High intensity focused ultrasound (HIFU)
A similar option to radiotherapy is high intensity focused ultrasound (HIFU). This uses high-frequency ultrasound energy to heat and destroy cancerous cells, which is fed to the prostate by a probe in the rectum. HIFU is a new technology and not so much is known yet about its side-effects or long-term benefit, but many oncologists believe it is one of the most effective cancer treatments currently available.
Cryotherapy is a treatment used for prostate cancer when other treatments such as radiotherapy have failed to fully cure the cancer. Also known as cryosurgery, it involves the insertion of a cryogenic gas through a thin needle into the prostate, which freezes and kills the cancer cells. Cryotherapy does not require lengthy hospital stays or repeat visits, and much less invasive than many other prostate cancer treatments.

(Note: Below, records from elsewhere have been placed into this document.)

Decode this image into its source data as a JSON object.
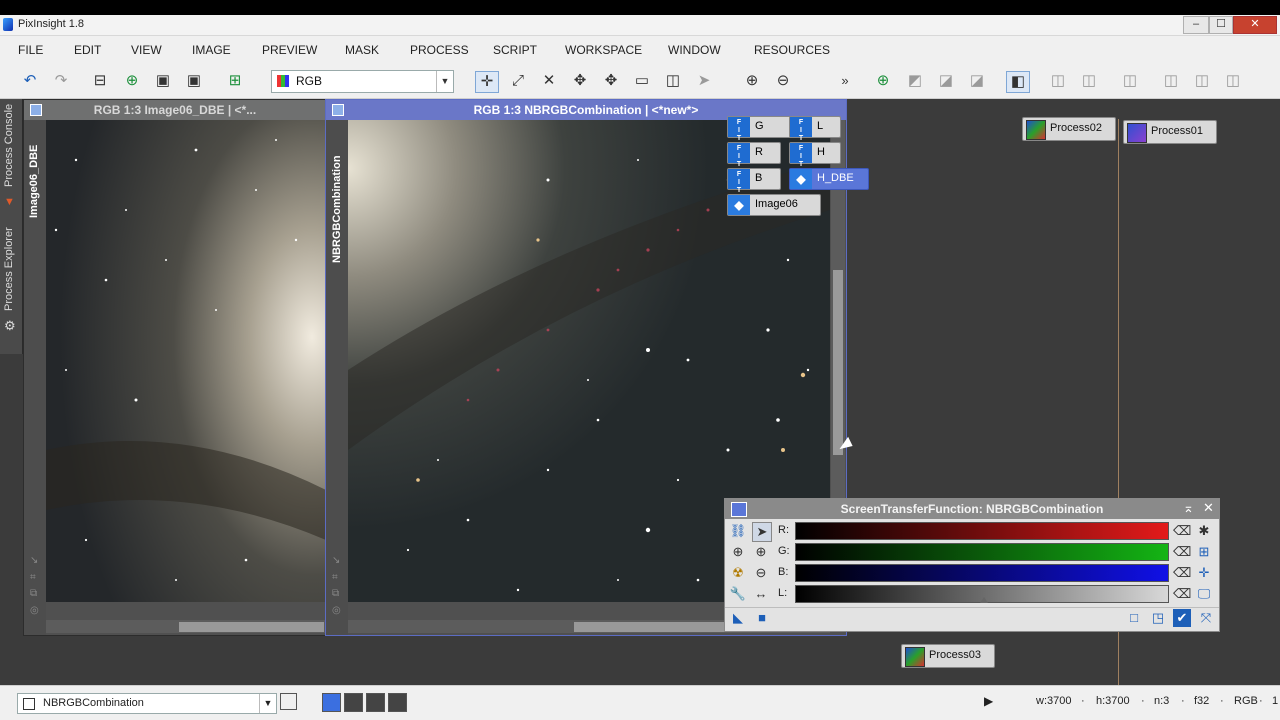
{
  "window": {
    "title": "PixInsight 1.8",
    "controls": [
      "–",
      "☐",
      "✕"
    ]
  },
  "menu": [
    "FILE",
    "EDIT",
    "VIEW",
    "IMAGE",
    "PREVIEW",
    "MASK",
    "PROCESS",
    "SCRIPT",
    "WORKSPACE",
    "WINDOW",
    "RESOURCES"
  ],
  "toolbar": {
    "color_space": "RGB",
    "overflow": "»"
  },
  "side_dock": {
    "tabs": [
      "Process Console",
      "Process Explorer"
    ]
  },
  "image_windows": [
    {
      "title": "RGB 1:3 Image06_DBE | <*...",
      "view_id": "Image06_DBE"
    },
    {
      "title": "RGB 1:3 NBRGBCombination | <*new*>",
      "view_id": "NBRGBCombination"
    }
  ],
  "file_icons": [
    {
      "label": "G",
      "type": "fits"
    },
    {
      "label": "L",
      "type": "fits"
    },
    {
      "label": "R",
      "type": "fits"
    },
    {
      "label": "H",
      "type": "fits"
    },
    {
      "label": "B",
      "type": "fits"
    },
    {
      "label": "H_DBE",
      "type": "view",
      "selected": true
    },
    {
      "label": "Image06",
      "type": "view"
    }
  ],
  "process_icons": [
    "Process02",
    "Process01",
    "Process03"
  ],
  "stf": {
    "title": "ScreenTransferFunction: NBRGBCombination",
    "channels": [
      {
        "label": "R:",
        "color": "#e31a1a"
      },
      {
        "label": "G:",
        "color": "#14b414"
      },
      {
        "label": "B:",
        "color": "#1010e6"
      },
      {
        "label": "L:",
        "color": "#d8d8d8"
      }
    ]
  },
  "status": {
    "view": "NBRGBCombination",
    "w": "w:3700",
    "h": "h:3700",
    "n": "n:3",
    "bits": "f32",
    "space": "RGB",
    "sep": "·",
    "extra": "1"
  }
}
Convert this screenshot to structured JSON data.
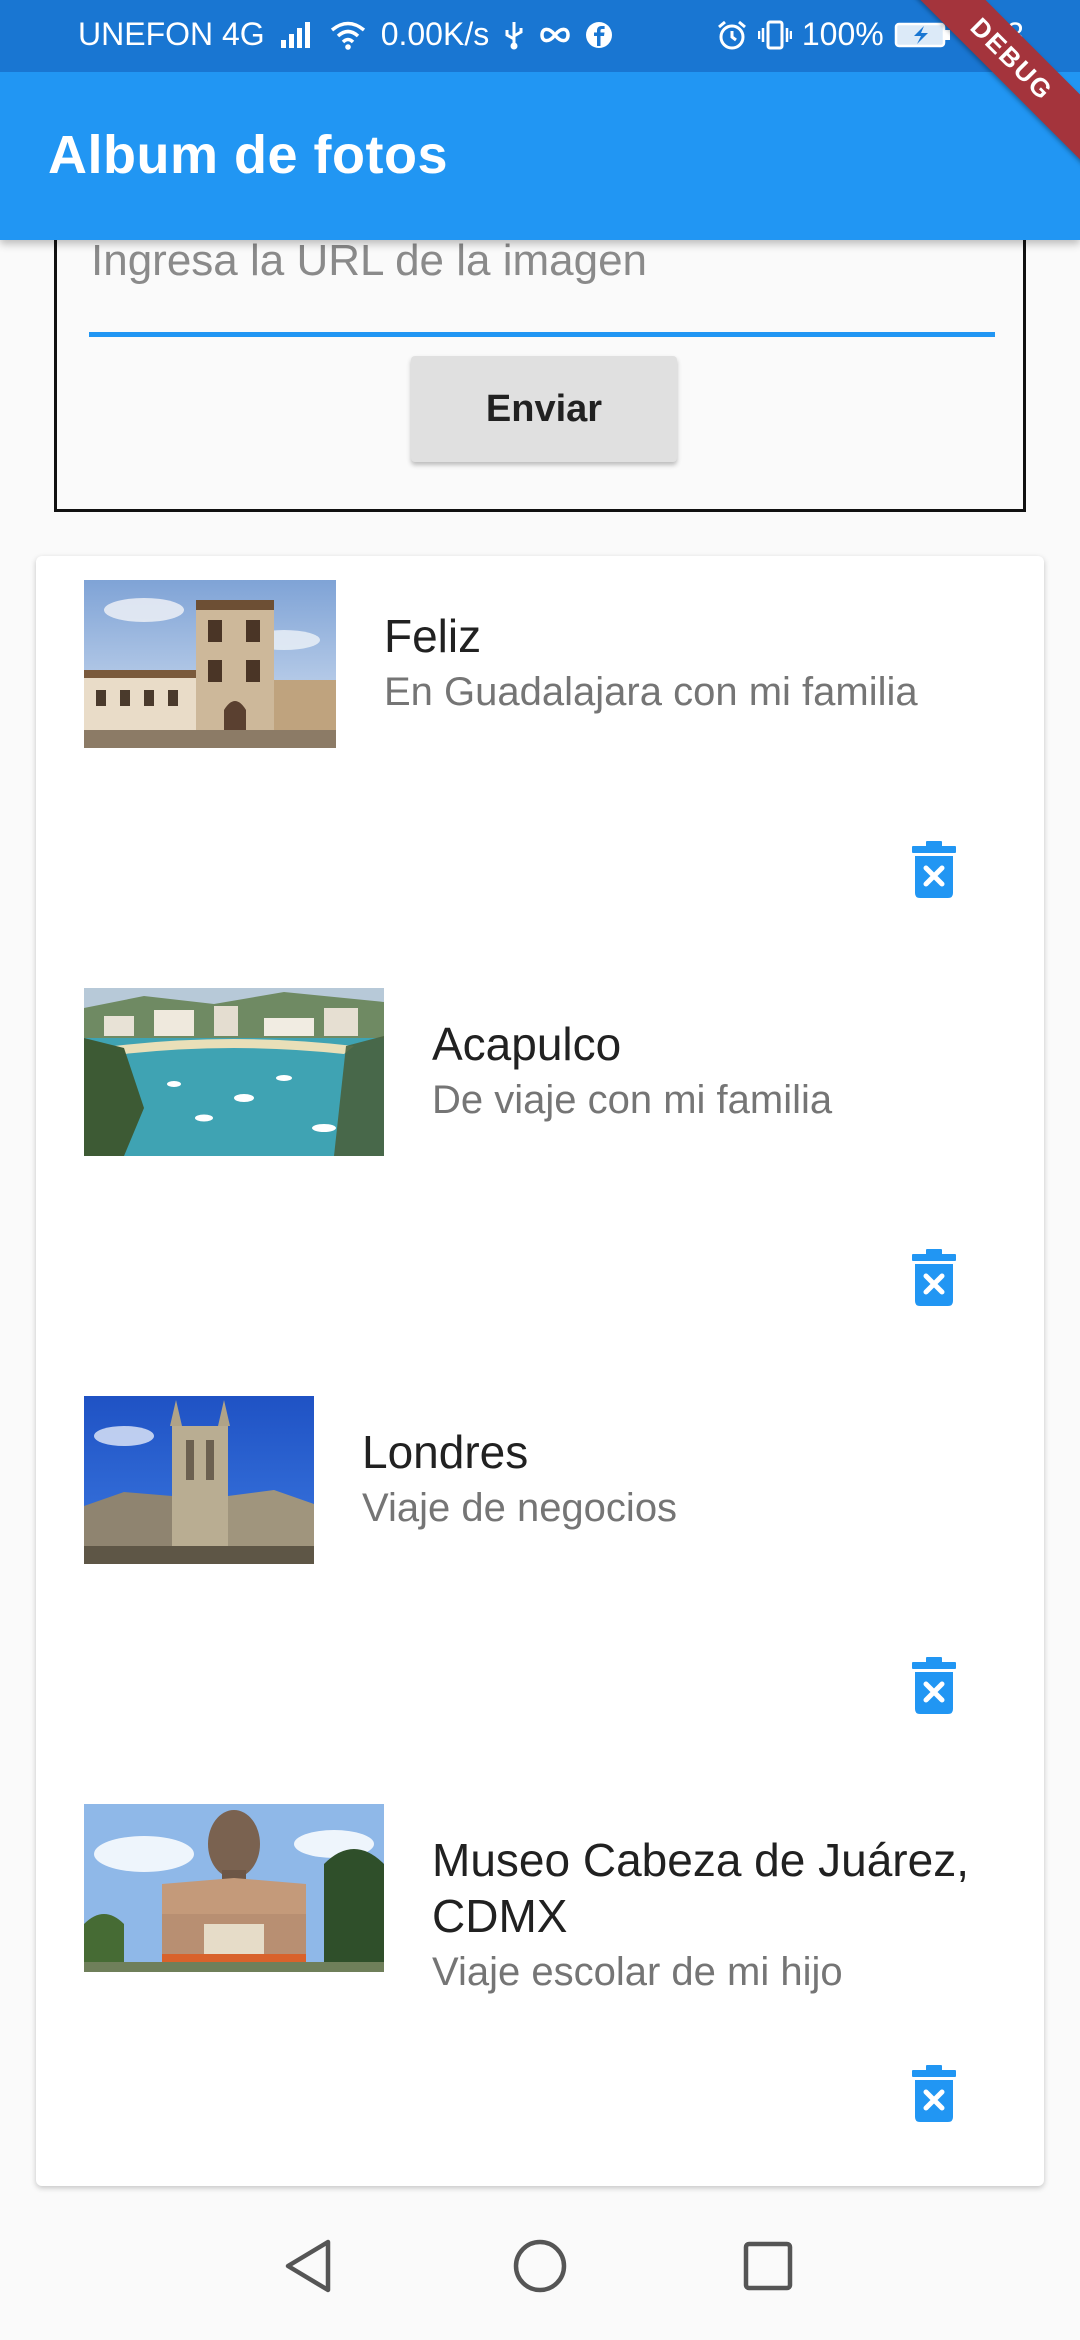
{
  "status_bar": {
    "carrier": "UNEFON 4G",
    "speed": "0.00K/s",
    "battery": "100%",
    "time": "3:43"
  },
  "app_bar": {
    "title": "Album de fotos"
  },
  "debug_banner": "DEBUG",
  "form": {
    "url_placeholder": "Ingresa la URL de la imagen",
    "send_label": "Enviar"
  },
  "photos": [
    {
      "title": "Feliz",
      "subtitle": "En Guadalajara con mi familia"
    },
    {
      "title": "Acapulco",
      "subtitle": "De viaje con mi familia"
    },
    {
      "title": "Londres",
      "subtitle": "Viaje de negocios"
    },
    {
      "title": "Museo Cabeza de Juárez, CDMX",
      "subtitle": "Viaje escolar de mi hijo"
    }
  ],
  "colors": {
    "status_bar": "#1976d2",
    "app_bar": "#2196f3",
    "accent": "#2196f3",
    "debug_banner": "#a4343c"
  }
}
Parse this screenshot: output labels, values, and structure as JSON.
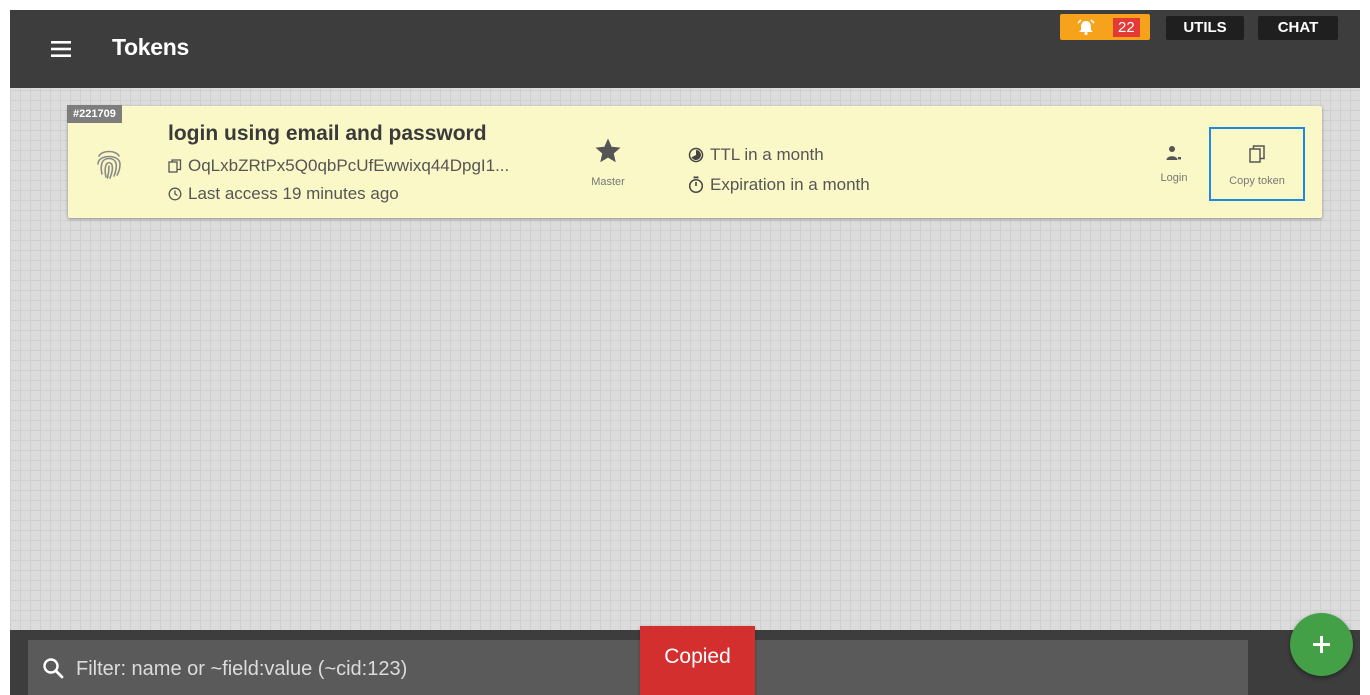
{
  "header": {
    "menu_icon": "hamburger-menu-icon",
    "title": "Tokens",
    "alarm": {
      "icon": "alarm-bell-icon",
      "count": "22",
      "color": "#f7a21b",
      "count_color": "#e53935"
    },
    "buttons": {
      "utils": "UTILS",
      "chat": "CHAT"
    }
  },
  "token": {
    "id": "#221709",
    "icon": "fingerprint-icon",
    "title": "login using email and password",
    "value_icon": "copy-icon",
    "value": "OqLxbZRtPx5Q0qbPcUfEwwixq44DpgI1...",
    "access_icon": "clock-icon",
    "last_access": "Last access 19 minutes ago",
    "master_icon": "star-icon",
    "master_label": "Master",
    "ttl_icon": "timelapse-icon",
    "ttl": "TTL in a month",
    "expiration_icon": "timer-icon",
    "expiration": "Expiration in a month",
    "actions": {
      "login": {
        "icon": "person-login-icon",
        "label": "Login"
      },
      "copy": {
        "icon": "copy-icon",
        "label": "Copy token"
      }
    },
    "card_color": "#fbf8c7"
  },
  "filter": {
    "icon": "search-icon",
    "placeholder": "Filter: name or ~field:value (~cid:123)"
  },
  "toast": {
    "text": "Copied",
    "color": "#d32f2f"
  },
  "fab": {
    "icon": "plus-icon",
    "color": "#43a047"
  }
}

For those whose stage of cancer development is T1-T2a, permanent seed brachytherapy is sometimes recommended. This form of treatment is best combined with radiotherapy and hormone therapy, or following a transurethral resection of the prostate (TURP) procedure. Small radioactive seeds are inserted into the prostate via the bladder, which then work to kill the cancer cells. Permanent seed brachytherapy does bring a range of side-effects, the most common being blood in the urine and discomfort around the prostate area.
How much does prostate cancer treatment cost?
With such a range of treatments available, each one depending on the stage of the cancer and how far it has spread, finding an accurate and simple cost quote can be difficult. You may also need to have a number of different complex treatments. In order to get a clear picture of just how much your prostate cancer treatment will cost you will need to speak in depth with an oncology consultant or specialist, who can take you through the possibly options and help you decide on which course of action is best for you.
Increasing numbers of people are choosing to travel abroad for prostate cancer treatment, either to see reputable oncology specialists, to cut down on costs, or to avoid long waiting times back home.